Nonetheless, please ensure all those prerequisites have been met before proceeding any further. In particular, PyQt might have to be installed manually. In addition, note that you might need to run this using sudo depending on your Python installation.

In addition, you should have an up-to-date version of R in your environment, along with the princurve R package for principal curve analysis.

Alternatively, you can also get PySCUBA from source by downloading a tarball or zip archive from the corresponding GitHub page. Once you have downloaded and unpacked the source, navigate into the root source directory and run:

$ python setup.py install

Usage

In your terminal, run

$ PySCUBA

upon which a graphical user interface should pop up.

Select the file to process and choose the relevant data type and other such parameters. Detailed explanations for each of those options can be obtained by maintaining your cursor on a particular button; this includes format specifications for your dataset.

After your data has been subjected to various iterations of gap-statistics and penalized maximum likelihood estimations of the parameters of a Fokker-Planck potential, you will be prompted to choose various output files to display within the PySCUBA GUI. You can scroll up and down the display window, as well as zoom in and out.

Example

A fully-functional, annotated example demonstrating a standard usage PySCUBA is provided herewith.

First of all, in a Python session, let us import a few modules.
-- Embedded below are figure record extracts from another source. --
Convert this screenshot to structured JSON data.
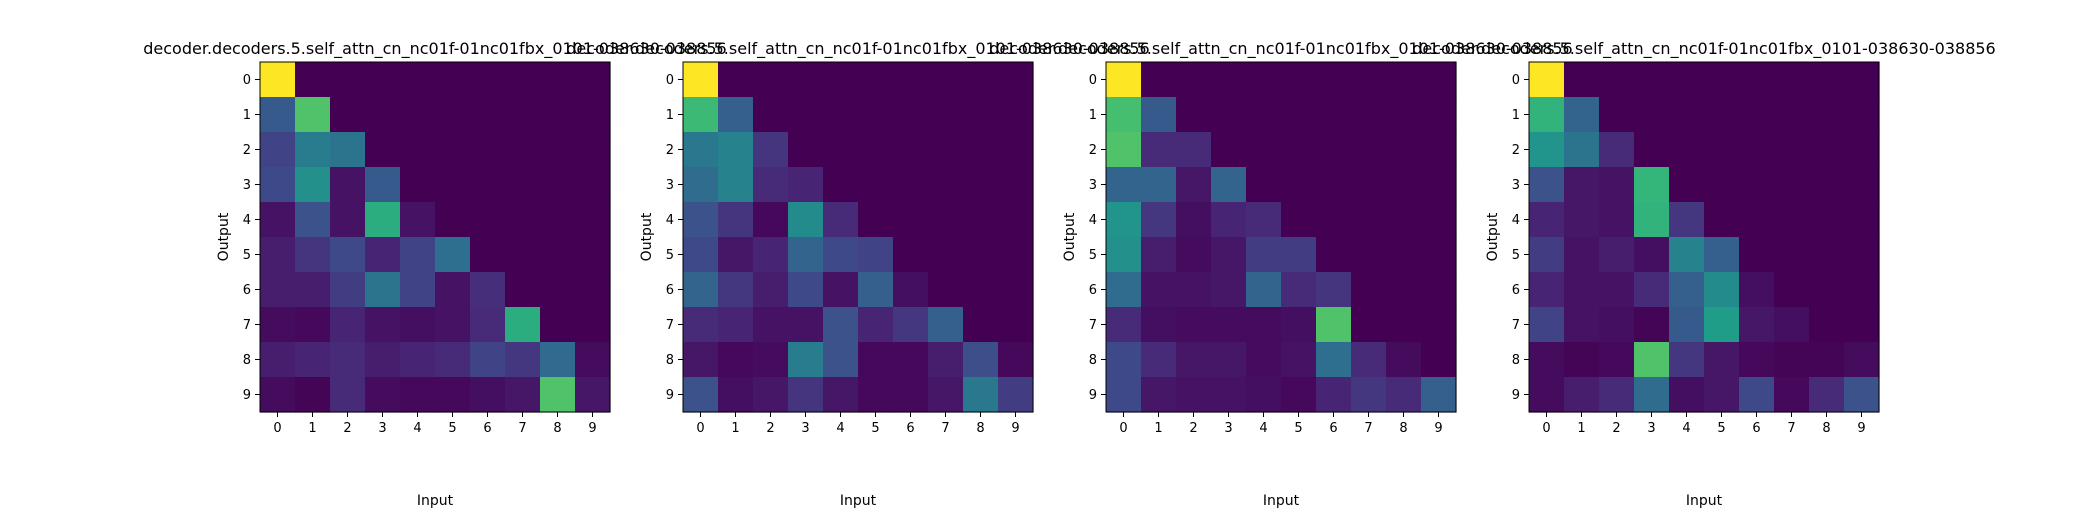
{
  "chart_data": [
    {
      "type": "heatmap",
      "title": "decoder.decoders.5.self_attn_cn_nc01f-01nc01fbx_0101-038630-038856",
      "xlabel": "Input",
      "ylabel": "Output",
      "x_ticks": [
        "0",
        "1",
        "2",
        "3",
        "4",
        "5",
        "6",
        "7",
        "8",
        "9"
      ],
      "y_ticks": [
        "0",
        "1",
        "2",
        "3",
        "4",
        "5",
        "6",
        "7",
        "8",
        "9"
      ],
      "colormap": "viridis",
      "value_range": [
        0,
        1
      ],
      "grid": false,
      "values": [
        [
          1.0,
          0,
          0,
          0,
          0,
          0,
          0,
          0,
          0,
          0
        ],
        [
          0.28,
          0.72,
          0,
          0,
          0,
          0,
          0,
          0,
          0,
          0
        ],
        [
          0.2,
          0.42,
          0.38,
          0,
          0,
          0,
          0,
          0,
          0,
          0
        ],
        [
          0.22,
          0.5,
          0.05,
          0.28,
          0,
          0,
          0,
          0,
          0,
          0
        ],
        [
          0.05,
          0.25,
          0.05,
          0.62,
          0.05,
          0,
          0,
          0,
          0,
          0
        ],
        [
          0.08,
          0.15,
          0.22,
          0.1,
          0.2,
          0.36,
          0,
          0,
          0,
          0
        ],
        [
          0.08,
          0.08,
          0.18,
          0.38,
          0.2,
          0.05,
          0.13,
          0,
          0,
          0
        ],
        [
          0.03,
          0.02,
          0.1,
          0.05,
          0.04,
          0.05,
          0.12,
          0.62,
          0,
          0
        ],
        [
          0.08,
          0.1,
          0.12,
          0.08,
          0.1,
          0.12,
          0.2,
          0.16,
          0.34,
          0.03
        ],
        [
          0.03,
          0.01,
          0.12,
          0.03,
          0.02,
          0.02,
          0.04,
          0.06,
          0.72,
          0.06
        ]
      ]
    },
    {
      "type": "heatmap",
      "title": "decoder.decoders.5.self_attn_cn_nc01f-01nc01fbx_0101-038630-038856",
      "xlabel": "Input",
      "ylabel": "Output",
      "x_ticks": [
        "0",
        "1",
        "2",
        "3",
        "4",
        "5",
        "6",
        "7",
        "8",
        "9"
      ],
      "y_ticks": [
        "0",
        "1",
        "2",
        "3",
        "4",
        "5",
        "6",
        "7",
        "8",
        "9"
      ],
      "colormap": "viridis",
      "value_range": [
        0,
        1
      ],
      "grid": false,
      "values": [
        [
          1.0,
          0,
          0,
          0,
          0,
          0,
          0,
          0,
          0,
          0
        ],
        [
          0.68,
          0.3,
          0,
          0,
          0,
          0,
          0,
          0,
          0,
          0
        ],
        [
          0.4,
          0.45,
          0.15,
          0,
          0,
          0,
          0,
          0,
          0,
          0
        ],
        [
          0.35,
          0.45,
          0.12,
          0.1,
          0,
          0,
          0,
          0,
          0,
          0
        ],
        [
          0.25,
          0.15,
          0.02,
          0.48,
          0.12,
          0,
          0,
          0,
          0,
          0
        ],
        [
          0.22,
          0.06,
          0.1,
          0.32,
          0.22,
          0.2,
          0,
          0,
          0,
          0
        ],
        [
          0.32,
          0.16,
          0.08,
          0.22,
          0.05,
          0.3,
          0.04,
          0,
          0,
          0
        ],
        [
          0.12,
          0.1,
          0.05,
          0.05,
          0.25,
          0.1,
          0.16,
          0.3,
          0,
          0
        ],
        [
          0.06,
          0.02,
          0.03,
          0.42,
          0.25,
          0.02,
          0.02,
          0.08,
          0.24,
          0.02
        ],
        [
          0.25,
          0.04,
          0.06,
          0.15,
          0.06,
          0.02,
          0.02,
          0.06,
          0.4,
          0.18
        ]
      ]
    },
    {
      "type": "heatmap",
      "title": "decoder.decoders.5.self_attn_cn_nc01f-01nc01fbx_0101-038630-038856",
      "xlabel": "Input",
      "ylabel": "Output",
      "x_ticks": [
        "0",
        "1",
        "2",
        "3",
        "4",
        "5",
        "6",
        "7",
        "8",
        "9"
      ],
      "y_ticks": [
        "0",
        "1",
        "2",
        "3",
        "4",
        "5",
        "6",
        "7",
        "8",
        "9"
      ],
      "colormap": "viridis",
      "value_range": [
        0,
        1
      ],
      "grid": false,
      "values": [
        [
          1.0,
          0,
          0,
          0,
          0,
          0,
          0,
          0,
          0,
          0
        ],
        [
          0.7,
          0.28,
          0,
          0,
          0,
          0,
          0,
          0,
          0,
          0
        ],
        [
          0.72,
          0.12,
          0.12,
          0,
          0,
          0,
          0,
          0,
          0,
          0
        ],
        [
          0.32,
          0.32,
          0.06,
          0.32,
          0,
          0,
          0,
          0,
          0,
          0
        ],
        [
          0.52,
          0.16,
          0.04,
          0.1,
          0.12,
          0,
          0,
          0,
          0,
          0
        ],
        [
          0.5,
          0.08,
          0.03,
          0.06,
          0.18,
          0.18,
          0,
          0,
          0,
          0
        ],
        [
          0.35,
          0.05,
          0.05,
          0.06,
          0.32,
          0.12,
          0.15,
          0,
          0,
          0
        ],
        [
          0.12,
          0.04,
          0.03,
          0.03,
          0.03,
          0.04,
          0.72,
          0,
          0,
          0
        ],
        [
          0.22,
          0.12,
          0.06,
          0.06,
          0.03,
          0.05,
          0.36,
          0.12,
          0.03,
          0
        ],
        [
          0.22,
          0.06,
          0.05,
          0.05,
          0.04,
          0.02,
          0.1,
          0.16,
          0.12,
          0.3
        ]
      ]
    },
    {
      "type": "heatmap",
      "title": "decoder.decoders.5.self_attn_cn_nc01f-01nc01fbx_0101-038630-038856",
      "xlabel": "Input",
      "ylabel": "Output",
      "x_ticks": [
        "0",
        "1",
        "2",
        "3",
        "4",
        "5",
        "6",
        "7",
        "8",
        "9"
      ],
      "y_ticks": [
        "0",
        "1",
        "2",
        "3",
        "4",
        "5",
        "6",
        "7",
        "8",
        "9"
      ],
      "colormap": "viridis",
      "value_range": [
        0,
        1
      ],
      "grid": false,
      "values": [
        [
          1.0,
          0,
          0,
          0,
          0,
          0,
          0,
          0,
          0,
          0
        ],
        [
          0.65,
          0.32,
          0,
          0,
          0,
          0,
          0,
          0,
          0,
          0
        ],
        [
          0.52,
          0.38,
          0.12,
          0,
          0,
          0,
          0,
          0,
          0,
          0
        ],
        [
          0.25,
          0.06,
          0.05,
          0.66,
          0,
          0,
          0,
          0,
          0,
          0
        ],
        [
          0.1,
          0.06,
          0.05,
          0.65,
          0.16,
          0,
          0,
          0,
          0,
          0
        ],
        [
          0.18,
          0.05,
          0.08,
          0.04,
          0.45,
          0.3,
          0,
          0,
          0,
          0
        ],
        [
          0.1,
          0.05,
          0.05,
          0.12,
          0.3,
          0.48,
          0.04,
          0,
          0,
          0
        ],
        [
          0.2,
          0.05,
          0.04,
          0.01,
          0.28,
          0.55,
          0.06,
          0.04,
          0,
          0
        ],
        [
          0.03,
          0.01,
          0.02,
          0.72,
          0.16,
          0.06,
          0.02,
          0.01,
          0.01,
          0.03
        ],
        [
          0.03,
          0.08,
          0.12,
          0.35,
          0.04,
          0.06,
          0.22,
          0.02,
          0.12,
          0.25
        ]
      ]
    }
  ]
}
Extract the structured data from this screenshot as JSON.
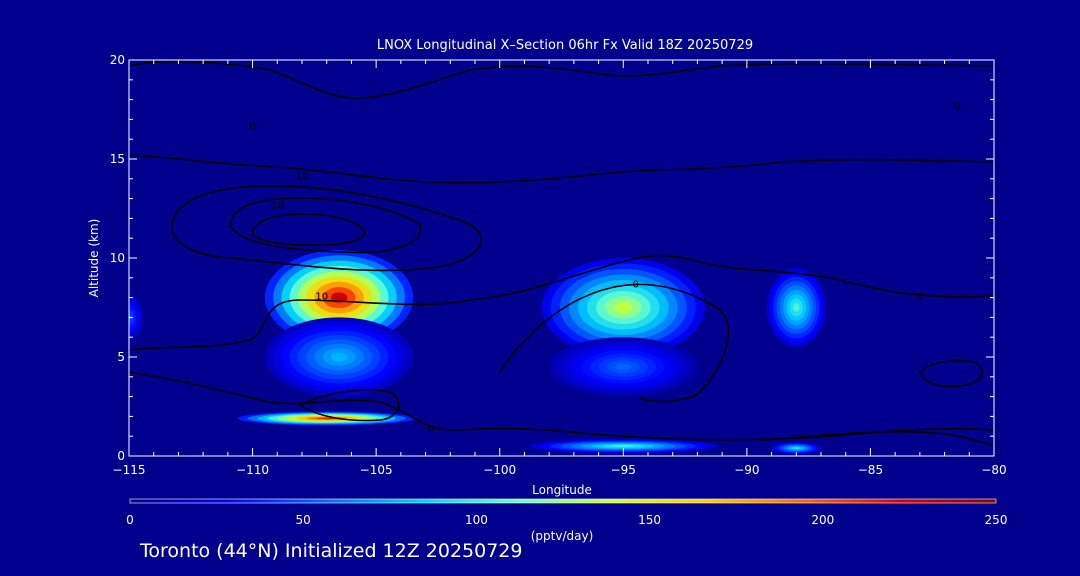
{
  "chart_data": {
    "type": "heatmap",
    "title": "LNOX Longitudinal X–Section 06hr  Fx Valid 18Z 20250729",
    "xlabel": "Longitude",
    "ylabel": "Altitude (km)",
    "xlim": [
      -115,
      -80
    ],
    "ylim": [
      0,
      20
    ],
    "x_ticks": [
      -115,
      -110,
      -105,
      -100,
      -95,
      -90,
      -85,
      -80
    ],
    "x_tick_labels": [
      "−115",
      "−110",
      "−105",
      "−100",
      "−95",
      "−90",
      "−85",
      "−80"
    ],
    "y_ticks": [
      0,
      5,
      10,
      15,
      20
    ],
    "y_tick_labels": [
      "0",
      "5",
      "10",
      "15",
      "20"
    ],
    "colorbar": {
      "label": "(pptv/day)",
      "range": [
        0,
        250
      ],
      "ticks": [
        0,
        50,
        100,
        150,
        200,
        250
      ],
      "tick_labels": [
        "0",
        "50",
        "100",
        "150",
        "200",
        "250"
      ],
      "colors": [
        "#00008c",
        "#0000ff",
        "#0066ff",
        "#00ccff",
        "#66ffcc",
        "#ccff33",
        "#ffcc00",
        "#ff6600",
        "#dd0000",
        "#8b0000"
      ]
    },
    "cells": [
      {
        "name": "cell-west-upper",
        "lon": -106.5,
        "alt": 8.0,
        "lon_halfwidth": 3.0,
        "alt_halfwidth": 2.4,
        "peak": 250
      },
      {
        "name": "cell-west-lower",
        "lon": -106.5,
        "alt": 5.0,
        "lon_halfwidth": 3.0,
        "alt_halfwidth": 2.0,
        "peak": 85
      },
      {
        "name": "cell-west-low-band",
        "lon": -107.0,
        "alt": 1.9,
        "lon_halfwidth": 3.6,
        "alt_halfwidth": 0.35,
        "peak": 235
      },
      {
        "name": "cell-central",
        "lon": -95.0,
        "alt": 7.5,
        "lon_halfwidth": 3.3,
        "alt_halfwidth": 2.5,
        "peak": 150
      },
      {
        "name": "cell-central-low",
        "lon": -95.0,
        "alt": 4.5,
        "lon_halfwidth": 3.0,
        "alt_halfwidth": 1.5,
        "peak": 60
      },
      {
        "name": "cell-surface-band",
        "lon": -95.0,
        "alt": 0.5,
        "lon_halfwidth": 3.8,
        "alt_halfwidth": 0.35,
        "peak": 115
      },
      {
        "name": "cell-east",
        "lon": -88.0,
        "alt": 7.5,
        "lon_halfwidth": 1.2,
        "alt_halfwidth": 2.0,
        "peak": 115
      },
      {
        "name": "cell-east-surface",
        "lon": -88.0,
        "alt": 0.4,
        "lon_halfwidth": 1.0,
        "alt_halfwidth": 0.3,
        "peak": 105
      },
      {
        "name": "cell-west-edge",
        "lon": -115.0,
        "alt": 7.0,
        "lon_halfwidth": 0.6,
        "alt_halfwidth": 1.2,
        "peak": 55
      }
    ],
    "contour_labels": [
      {
        "text": "0",
        "lon": -110.0,
        "alt": 16.5
      },
      {
        "text": "10",
        "lon": -108.0,
        "alt": 14.0
      },
      {
        "text": "20",
        "lon": -109.0,
        "alt": 12.5
      },
      {
        "text": "10",
        "lon": -107.2,
        "alt": 7.9
      },
      {
        "text": "0",
        "lon": -94.5,
        "alt": 8.5
      },
      {
        "text": "0",
        "lon": -83.0,
        "alt": 7.9
      },
      {
        "text": "0",
        "lon": -81.5,
        "alt": 17.5
      },
      {
        "text": "0",
        "lon": -102.8,
        "alt": 1.2
      }
    ]
  },
  "footer": {
    "text": "Toronto (44°N) Initialized 12Z 20250729"
  }
}
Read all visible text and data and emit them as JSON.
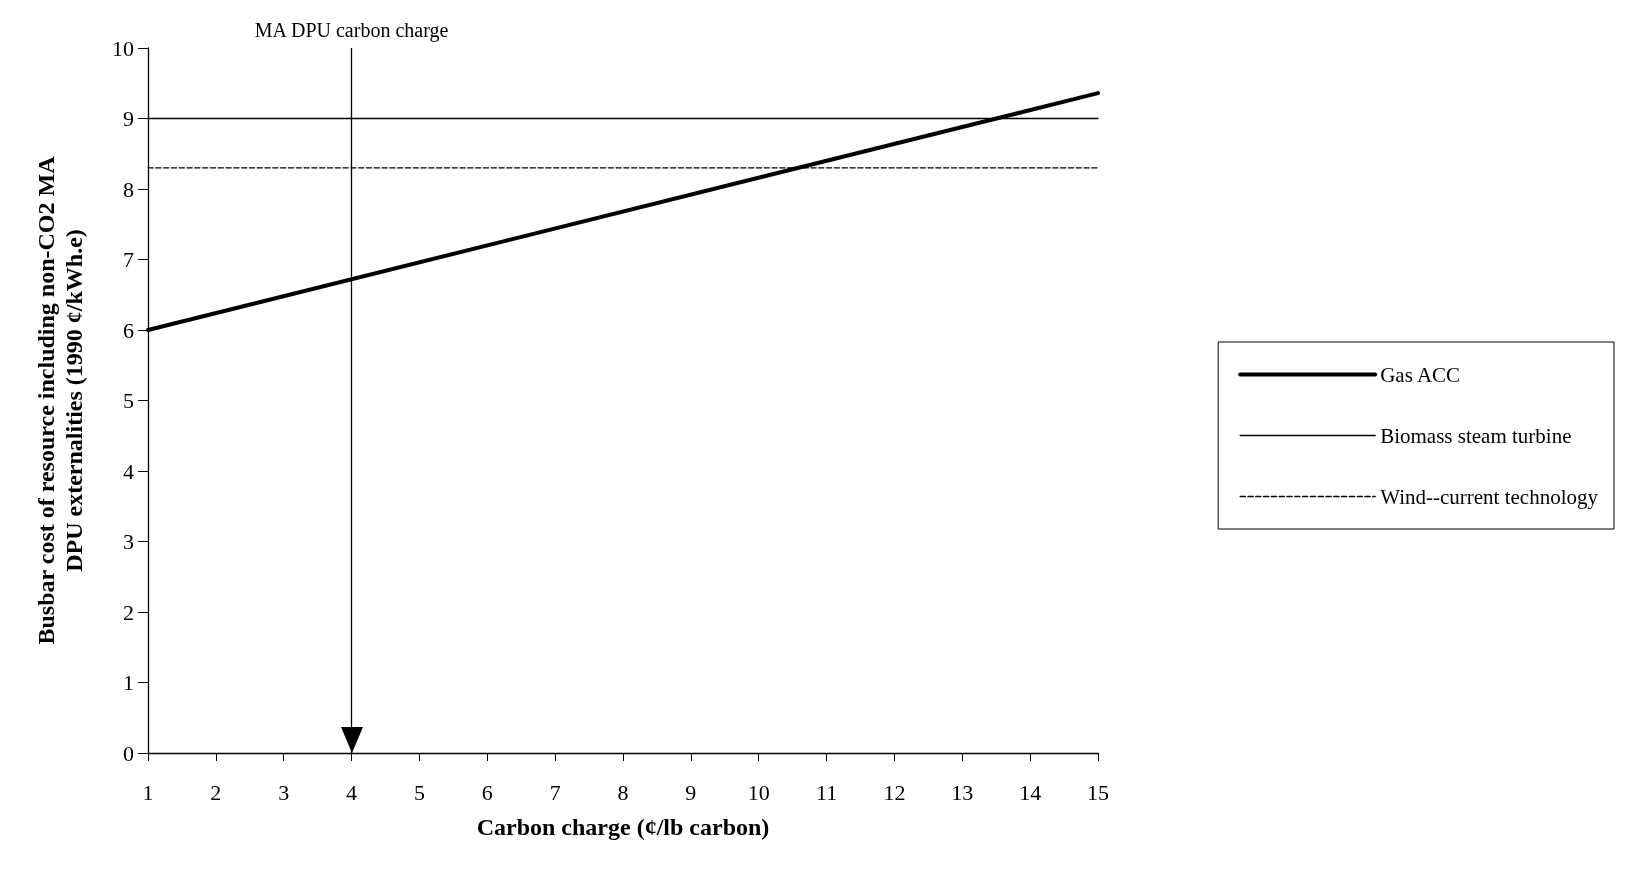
{
  "chart_data": {
    "type": "line",
    "xlabel": "Carbon charge (¢/lb carbon)",
    "ylabel": "Busbar cost of resource including non-CO2 MA DPU externalities (1990 ¢/kWh.e)",
    "xlim": [
      1,
      15
    ],
    "xticks": [
      1,
      2,
      3,
      4,
      5,
      6,
      7,
      8,
      9,
      10,
      11,
      12,
      13,
      14,
      15
    ],
    "ylim": [
      0,
      10
    ],
    "yticks": [
      0,
      1,
      2,
      3,
      4,
      5,
      6,
      7,
      8,
      9,
      10
    ],
    "x": [
      1,
      15
    ],
    "series": [
      {
        "name": "Gas ACC",
        "color": "#000000",
        "values": [
          6.0,
          9.36
        ],
        "line_style": "solid"
      },
      {
        "name": "Biomass steam turbine",
        "color": "#000000",
        "values": [
          9.0,
          9.0
        ],
        "line_style": "solid"
      },
      {
        "name": "Wind--current technology",
        "color": "#000000",
        "values": [
          8.3,
          8.3
        ],
        "line_style": "dashed"
      }
    ],
    "ref_lines": [
      {
        "axis": "x",
        "value": 4,
        "label": "MA DPU carbon charge",
        "color": "#000000",
        "line_style": "solid"
      }
    ],
    "grid": false,
    "legend": "right",
    "marker": "none"
  }
}
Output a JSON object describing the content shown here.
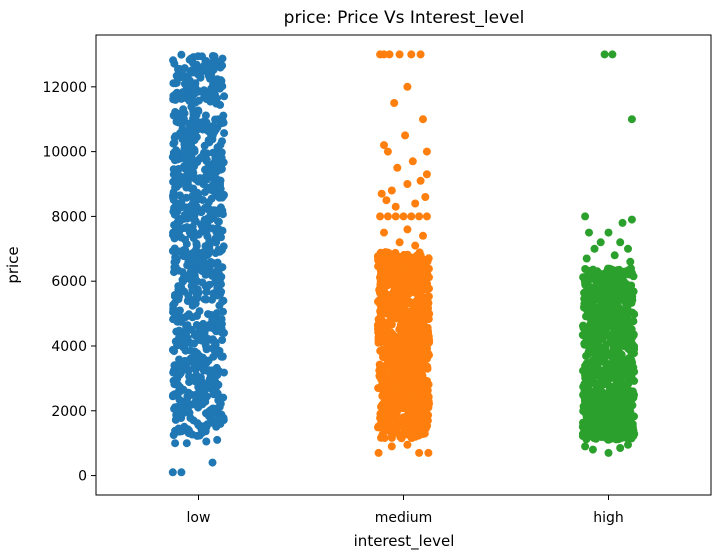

Pandas will prove quite convenient to fetch our example dataset:

from os import getcwd, path
import pandas as pd

The dataset in question is some qPCR data from Deng et al., "Single-cell RNA-seq reveals dynamic, random monoallelic gene expression in mammalian cells." Science. 2014 Jan 10;343(6167):193-6. It is accessible from a particular GitHub repository, whose url appears below. We want the content of that file, not its full GitHub view, which is why we use the Raw link to that repository and explains the lack of any blob/ in its url path:

url = 'https://raw.githubusercontent.com/gcyuan/SCUBA/master/sample_data/guo2010/guo2010Data.txt'
df = pd.read_csv(url, delimiter='\t')

Check that nothing untoward occurred by typing in

df.head()

We are now going to write this dataframe to a tab-separated *.txt file in your current working directory:

df.to_csv(path.join(getcwd(), 'super_duper_data.txt'), sep='\t', index=False)

In your terminal, we are now ready to launch the PySCUBA graphical user interface, which can be launched from any directory (not necessarily the one holding super_duper_data.txt):

$ PySCUBA

Below are a few screenshots illustrating how the PySCUBA GUI looks at start time, how to select super_duper_data.txt for processing and, once the dust settles down, how to select files for display and further investigations:

  • Selecting a dataset: alt tag
  • Message box arising upon completion of the various computations and MLE: alt tag
  • Selecting a file to display within a GUI widget: alt tag
  • Inspecting one of PySCUBA's output files (here, bifurcation histograms and fitted potentials): alt tag

Attribution

If you find PySCUBA useful in your research, please cite its GitHub repository:

Giecold G, PySCUBA, (2016), GitHub repository, https://github.com/GGiecold/PySCUBA

The respective BibTex entry is

@misc{Giecold2016,
  author = {Giecold, G.},
  title = {PySCUBA},
  year = {2016},
  publisher = {GitHub},
  journal = {GitHub repository},
  howpublished = {\url{https://github.com/GGiecold/PySCUBA}},
  commit = {8ee6a08de15decdcdaf7d877888ae783832d80f2}
}

Besides, please cite the following reference as well:

Marco E, Karp RL, Guo G, Robson P, Hart AH, Trippa L, Yuan GC. (2014) "Bifurcation analysis of single-cell gene expression data reveals epigenetic landscape". Proceedings of the National Acacdemy of Sciences, 111, E5643-E5650.

License

Copyright 2016-2021 Gregory Giecold.

PySCUBA is free software made available under the MIT License. For details see the LICENSE file.